Nachrichtenagentur als privilegierte Quelle
Gespräch zwischen Obama und Rohani als „nicht passend“ bezeichnet
Die Online-Ausgabe einer überregionalen Zeitung veröffentlicht einen Beitrag unter der Überschrift „Chamenei kritisiert Rohanis Telefonat mit Obama“. Im Beitrag geht es um Äußerungen von Irans Staatsoberhaupt Ajatollah Ali Chamenai zur Außenpolitik seines Präsidenten gegenüber den USA. Eine Passage aus dem Beitrag: „Der Ajatollah kritisiert allerdings den Telefonkontakt zwischen Rohani und US-Präsident Barack Obama, das erste Telefonat dieser Art seit mehr als 30 Jahren; als „nicht passend“. Eine Leserin der Zeitung hält die Behauptung der Redaktion im Hinblick auf das Telefonat für nicht zutreffend. Chamenei habe gesagt, dass „manche der in New York geschehenen Dinge nicht angemessen gewesen seien“. Aus dieser Formulierung könne man nicht die Schlussfolgerung ziehen, dass damit das Telefongespräch der beiden Präsidenten gemeint sei und Chamenei dies als „nicht passend“ bezeichnet habe. Die Beschwerdeführerin sieht die Ziffer 2 des Pressekodex (Journalistische Sorgfaltspflicht) verletzt. Die Rechtsabteilung der Zeitung übermittelt die Stellungnahme der Chefredaktion. Der von der Beschwerdeführerin kritisierte Satz sei unverändert von der Nachrichtenagentur dpa übernommen worden. Es handele sich bei der dpa um eine sogenannte privilegierte Quelle. Wie die Beschwerdeführerin richtig anmerkt, hat Ajatollah Chamenei auf seiner Website nicht explizit das Telefonat kritisiert, sondern, dass „manche der in New York geschehenen Dinge nicht angemessen gewesen seien“. So berichte auch die Nachrichtenagentur Reuters unter Berufung auf die iranische Nachrichtenagentur Isna: „Nicht alles, was Rohani während seines Aufenthaltes in New York unternommen habe, sei angemessen gewesen, sagte Chamenei (…)“. Das heiße nach Ansicht der Chefredaktion: Es könnte sein, das sich Chamenei bei seiner Kritik auf das Telefonat bezogen habe, denn auch dieses habe noch in New York stattgefunden.

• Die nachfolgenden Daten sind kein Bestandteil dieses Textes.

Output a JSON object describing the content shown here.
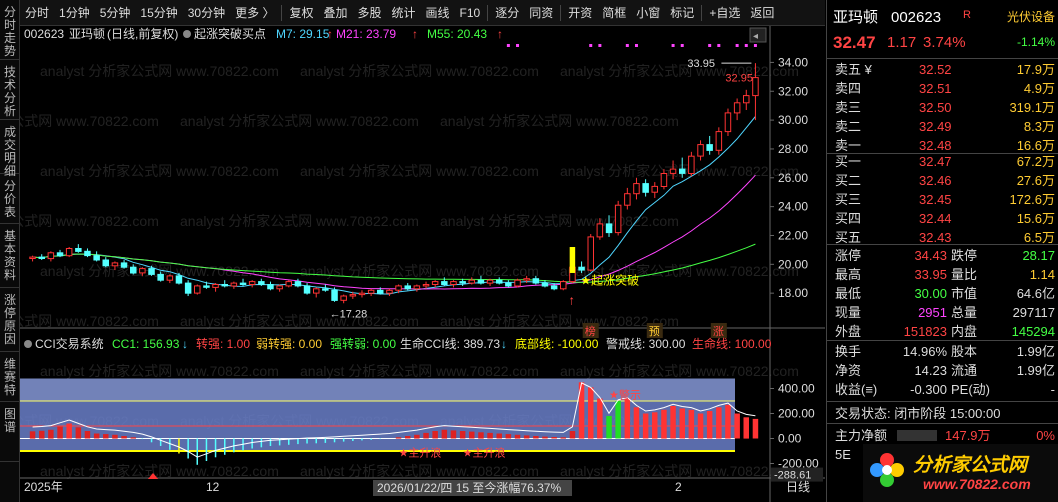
{
  "toolbar": {
    "items": [
      "分时",
      "1分钟",
      "5分钟",
      "15分钟",
      "30分钟",
      "更多",
      "复权",
      "叠加",
      "多股",
      "统计",
      "画线",
      "F10",
      "逐分",
      "同资",
      "开资",
      "简框",
      "小窗",
      "标记",
      "+自选",
      "返回"
    ]
  },
  "left_tabs": [
    "分时走势",
    "技术分析",
    "成交明细",
    "分价表",
    "基本资料",
    "涨停原因",
    "维赛特",
    "图谱"
  ],
  "main_chart": {
    "code": "002623",
    "name": "亚玛顿",
    "mode": "(日线,前复权)",
    "indicator": "起涨突破买点",
    "ma7_label": "M7: 29.15",
    "ma21_label": "M21: 23.79",
    "ma55_label": "M55: 20.43",
    "high_label": "33.95",
    "close_label": "32.95",
    "low_label": "17.28",
    "breakout_label": "★起涨突破",
    "badges": [
      "榜",
      "预",
      "涨"
    ],
    "y_ticks": [
      "34.00",
      "32.00",
      "30.00",
      "28.00",
      "26.00",
      "24.00",
      "22.00",
      "20.00",
      "18.00"
    ]
  },
  "cci": {
    "title": "CCI交易系统",
    "cc1": "CC1: 156.93",
    "zhuanqiang": "转强: 1.00",
    "ruozhuanqiang": "弱转强: 0.00",
    "qiangzhuanruo": "强转弱: 0.00",
    "shengming": "生命CCI线: 389.73",
    "dibu": "底部线: -100.00",
    "jingjie": "警戒线: 300.00",
    "shengmingxian": "生命线: 100.00",
    "y_ticks": [
      "400.00",
      "200.00",
      "0.00",
      "-200.00"
    ],
    "min_label": "-288.61",
    "rise_label1": "★主升浪",
    "rise_label2": "★主升浪",
    "top_label": "★警示"
  },
  "x_axis": {
    "start": "2025年",
    "mid": "12",
    "cursor": "2026/01/22/四 15 至今涨幅76.37%",
    "end_tick": "2",
    "period": "日线"
  },
  "watermark": "analyst 分析家公式网 www.70822.com",
  "quote": {
    "name": "亚玛顿",
    "code": "002623",
    "flag": "R",
    "tag": "光伏设备",
    "price": "32.47",
    "change": "1.17",
    "pct": "3.74%",
    "sector_pct": "-1.14%",
    "asks": [
      {
        "label": "卖五 ¥",
        "price": "32.52",
        "vol": "17.9万"
      },
      {
        "label": "卖四",
        "price": "32.51",
        "vol": "4.9万"
      },
      {
        "label": "卖三",
        "price": "32.50",
        "vol": "319.1万"
      },
      {
        "label": "卖二",
        "price": "32.49",
        "vol": "8.3万"
      },
      {
        "label": "卖一",
        "price": "32.48",
        "vol": "16.6万"
      }
    ],
    "bids": [
      {
        "label": "买一",
        "price": "32.47",
        "vol": "67.2万"
      },
      {
        "label": "买二",
        "price": "32.46",
        "vol": "27.6万"
      },
      {
        "label": "买三",
        "price": "32.45",
        "vol": "172.6万"
      },
      {
        "label": "买四",
        "price": "32.44",
        "vol": "15.6万"
      },
      {
        "label": "买五",
        "price": "32.43",
        "vol": "6.5万"
      }
    ],
    "stats": [
      {
        "l1": "涨停",
        "v1": "34.43",
        "l2": "跌停",
        "v2": "28.17"
      },
      {
        "l1": "最高",
        "v1": "33.95",
        "l2": "量比",
        "v2": "1.14"
      },
      {
        "l1": "最低",
        "v1": "30.00",
        "l2": "市值",
        "v2": "64.6亿"
      },
      {
        "l1": "现量",
        "v1": "2951",
        "l2": "总量",
        "v2": "297117"
      },
      {
        "l1": "外盘",
        "v1": "151823",
        "l2": "内盘",
        "v2": "145294"
      }
    ],
    "stats2": [
      {
        "l1": "换手",
        "v1": "14.96%",
        "l2": "股本",
        "v2": "1.99亿"
      },
      {
        "l1": "净资",
        "v1": "14.23",
        "l2": "流通",
        "v2": "1.99亿"
      },
      {
        "l1": "收益(≡)",
        "v1": "-0.300",
        "l2": "PE(动)",
        "v2": "-"
      }
    ],
    "status": "交易状态: 闭市阶段 15:00:00",
    "netflow_label": "主力净额",
    "netflow_val": "147.9万",
    "netflow_pct": "0%",
    "brand": "分析家公式网",
    "brand_url": "www.70822.com"
  },
  "chart_data": {
    "type": "candlestick",
    "candles": [
      [
        20.4,
        20.6,
        20.2,
        20.5
      ],
      [
        20.5,
        20.7,
        20.3,
        20.4
      ],
      [
        20.4,
        20.9,
        20.2,
        20.8
      ],
      [
        20.8,
        21.0,
        20.5,
        20.6
      ],
      [
        20.6,
        21.2,
        20.5,
        21.1
      ],
      [
        21.1,
        21.4,
        20.8,
        20.9
      ],
      [
        20.9,
        21.1,
        20.5,
        20.6
      ],
      [
        20.6,
        20.9,
        20.2,
        20.3
      ],
      [
        20.3,
        20.5,
        19.8,
        19.9
      ],
      [
        19.9,
        20.2,
        19.6,
        20.1
      ],
      [
        20.1,
        20.3,
        19.7,
        19.8
      ],
      [
        19.8,
        20.0,
        19.3,
        19.4
      ],
      [
        19.4,
        19.8,
        19.2,
        19.7
      ],
      [
        19.7,
        19.9,
        19.2,
        19.3
      ],
      [
        19.3,
        19.5,
        18.8,
        18.9
      ],
      [
        18.9,
        19.3,
        18.7,
        19.2
      ],
      [
        19.2,
        19.4,
        18.6,
        18.7
      ],
      [
        18.7,
        18.9,
        17.8,
        18.0
      ],
      [
        18.0,
        18.6,
        17.9,
        18.5
      ],
      [
        18.5,
        18.8,
        18.3,
        18.4
      ],
      [
        18.4,
        18.7,
        18.1,
        18.6
      ],
      [
        18.6,
        18.9,
        18.4,
        18.5
      ],
      [
        18.5,
        18.8,
        18.3,
        18.7
      ],
      [
        18.7,
        19.0,
        18.5,
        18.6
      ],
      [
        18.6,
        18.9,
        18.4,
        18.8
      ],
      [
        18.8,
        19.0,
        18.5,
        18.6
      ],
      [
        18.6,
        18.8,
        18.2,
        18.3
      ],
      [
        18.3,
        18.6,
        18.1,
        18.5
      ],
      [
        18.5,
        18.9,
        18.4,
        18.8
      ],
      [
        18.8,
        19.0,
        18.4,
        18.5
      ],
      [
        18.5,
        18.7,
        17.9,
        18.0
      ],
      [
        18.0,
        18.4,
        17.7,
        18.3
      ],
      [
        18.3,
        18.6,
        18.1,
        18.2
      ],
      [
        18.2,
        18.4,
        17.4,
        17.5
      ],
      [
        17.5,
        17.9,
        17.3,
        17.8
      ],
      [
        17.8,
        18.1,
        17.6,
        17.9
      ],
      [
        17.9,
        18.2,
        17.7,
        18.0
      ],
      [
        18.0,
        18.3,
        17.8,
        18.2
      ],
      [
        18.2,
        18.4,
        17.9,
        18.0
      ],
      [
        18.0,
        18.3,
        17.8,
        18.2
      ],
      [
        18.2,
        18.6,
        18.0,
        18.5
      ],
      [
        18.5,
        18.7,
        18.2,
        18.3
      ],
      [
        18.3,
        18.6,
        18.1,
        18.5
      ],
      [
        18.5,
        18.8,
        18.3,
        18.6
      ],
      [
        18.6,
        18.9,
        18.4,
        18.8
      ],
      [
        18.8,
        19.1,
        18.5,
        18.6
      ],
      [
        18.6,
        18.9,
        18.4,
        18.8
      ],
      [
        18.8,
        19.0,
        18.5,
        18.7
      ],
      [
        18.7,
        19.1,
        18.6,
        18.9
      ],
      [
        18.9,
        19.2,
        18.6,
        18.7
      ],
      [
        18.7,
        19.0,
        18.5,
        18.9
      ],
      [
        18.9,
        19.1,
        18.6,
        18.7
      ],
      [
        18.7,
        18.9,
        18.4,
        18.5
      ],
      [
        18.5,
        19.0,
        18.4,
        18.9
      ],
      [
        18.9,
        19.2,
        18.7,
        19.0
      ],
      [
        19.0,
        19.2,
        18.6,
        18.7
      ],
      [
        18.7,
        18.9,
        18.4,
        18.5
      ],
      [
        18.5,
        18.7,
        18.2,
        18.3
      ],
      [
        18.3,
        18.9,
        18.2,
        18.8
      ],
      [
        18.8,
        19.9,
        18.7,
        19.8
      ],
      [
        19.8,
        20.2,
        19.4,
        19.6
      ],
      [
        19.6,
        22.1,
        19.5,
        21.9
      ],
      [
        21.9,
        23.2,
        21.7,
        22.8
      ],
      [
        22.8,
        23.4,
        21.9,
        22.2
      ],
      [
        22.2,
        24.4,
        22.0,
        24.1
      ],
      [
        24.1,
        25.3,
        23.8,
        24.9
      ],
      [
        24.9,
        26.0,
        24.5,
        25.6
      ],
      [
        25.6,
        25.9,
        24.7,
        25.0
      ],
      [
        25.0,
        25.7,
        24.6,
        25.4
      ],
      [
        25.4,
        26.6,
        25.2,
        26.3
      ],
      [
        26.3,
        27.2,
        25.9,
        26.6
      ],
      [
        26.6,
        27.4,
        26.0,
        26.3
      ],
      [
        26.3,
        27.8,
        26.1,
        27.5
      ],
      [
        27.5,
        28.6,
        27.2,
        28.3
      ],
      [
        28.3,
        28.9,
        27.6,
        27.9
      ],
      [
        27.9,
        29.5,
        27.6,
        29.2
      ],
      [
        29.2,
        30.8,
        28.9,
        30.5
      ],
      [
        30.5,
        31.5,
        30.0,
        31.2
      ],
      [
        31.2,
        32.1,
        30.7,
        31.7
      ],
      [
        31.7,
        33.95,
        30.0,
        32.95
      ]
    ],
    "cci_values": [
      58,
      62,
      70,
      95,
      120,
      90,
      60,
      40,
      35,
      30,
      20,
      10,
      -5,
      -30,
      -60,
      -90,
      -120,
      -160,
      -210,
      -180,
      -150,
      -130,
      -110,
      -95,
      -80,
      -70,
      -60,
      -55,
      -50,
      -45,
      -40,
      -38,
      -35,
      -30,
      -25,
      -20,
      -15,
      -10,
      -5,
      0,
      10,
      20,
      30,
      45,
      60,
      70,
      65,
      60,
      55,
      50,
      45,
      40,
      35,
      30,
      25,
      20,
      15,
      12,
      10,
      60,
      450,
      410,
      320,
      180,
      300,
      320,
      250,
      200,
      210,
      230,
      260,
      240,
      230,
      200,
      220,
      250,
      270,
      200,
      170,
      156.93
    ],
    "ylim": [
      16,
      35
    ],
    "cci_ylim": [
      -300,
      500
    ]
  }
}
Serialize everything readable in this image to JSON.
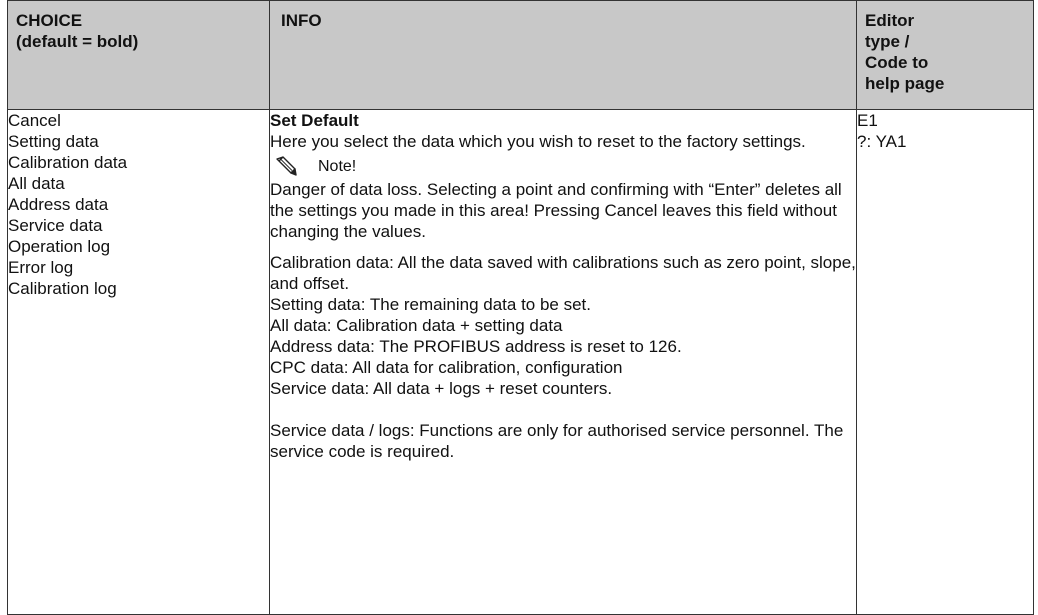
{
  "header": {
    "choice": "CHOICE\n(default = bold)",
    "choice_line1": "CHOICE",
    "choice_line2": "(default = bold)",
    "info": "INFO",
    "editor_lines": [
      "Editor",
      "type /",
      "Code to",
      "help page"
    ]
  },
  "choices": [
    "Cancel",
    "Setting data",
    "Calibration data",
    "All data",
    "Address data",
    "Service data",
    "Operation log",
    "Error log",
    "Calibration log"
  ],
  "info": {
    "title": "Set Default",
    "intro": "Here you select the data which you wish to reset to the factory settings.",
    "note_label": "Note!",
    "note_icon": "pencil-note-icon",
    "warning": "Danger of data loss. Selecting a point and confirming with “Enter” deletes all the settings you made in this area! Pressing Cancel leaves this field without changing the values.",
    "definitions": [
      "Calibration data: All the data saved with calibrations such as zero point, slope, and offset.",
      "Setting data: The remaining data to be set.",
      "All data: Calibration data + setting data",
      "Address data: The PROFIBUS address is reset to 126.",
      "CPC data: All data for calibration, configuration",
      "Service data: All data + logs + reset counters."
    ],
    "final_note": "Service data / logs: Functions are only for authorised service personnel. The service code is required."
  },
  "editor": [
    "E1",
    "?: YA1"
  ],
  "colors": {
    "header_bg": "#c8c8c8",
    "border": "#333333",
    "text": "#111111"
  }
}
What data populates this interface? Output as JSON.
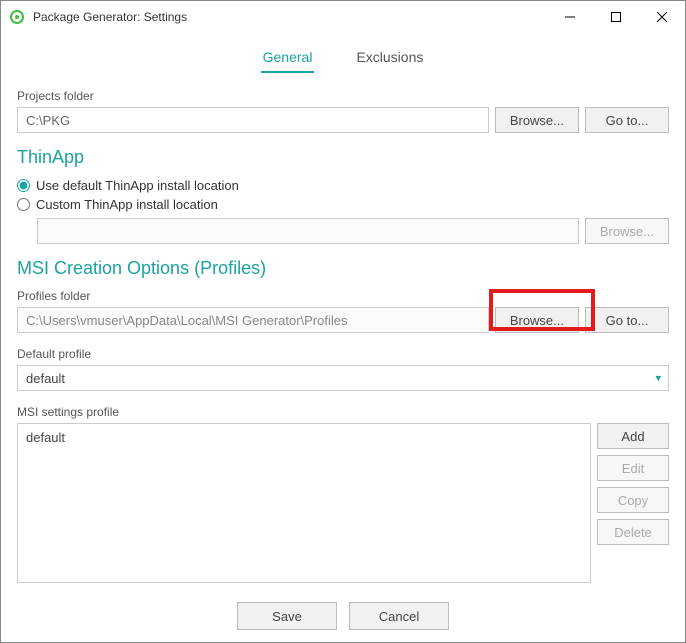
{
  "window": {
    "title": "Package Generator: Settings"
  },
  "tabs": {
    "general": "General",
    "exclusions": "Exclusions"
  },
  "projects": {
    "label": "Projects folder",
    "value": "C:\\PKG",
    "browse": "Browse...",
    "goto": "Go to..."
  },
  "thinapp": {
    "title": "ThinApp",
    "use_default": "Use default ThinApp install location",
    "custom": "Custom ThinApp install location",
    "path": "",
    "browse": "Browse..."
  },
  "msi": {
    "title": "MSI Creation Options (Profiles)",
    "profiles_label": "Profiles folder",
    "profiles_value": "C:\\Users\\vmuser\\AppData\\Local\\MSI Generator\\Profiles",
    "browse": "Browse...",
    "goto": "Go to...",
    "default_profile_label": "Default profile",
    "default_profile_value": "default",
    "settings_profile_label": "MSI settings profile",
    "list_item": "default",
    "add": "Add",
    "edit": "Edit",
    "copy": "Copy",
    "delete": "Delete"
  },
  "footer": {
    "save": "Save",
    "cancel": "Cancel"
  }
}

Explizit geäußert habe er das allerdings nicht. Deshalb habe sich die Chefredaktion entschlossen, die Passage folgendermaßen abzuändern: „Der Ajatollah kritisierte allerdings auch ´manche der Geschehnisse in New York als nicht passend´. Ob er damit auch den Telefonkontakt zwischen Rohani und US-Präsident Barack Obama meinte, bleibt offen“.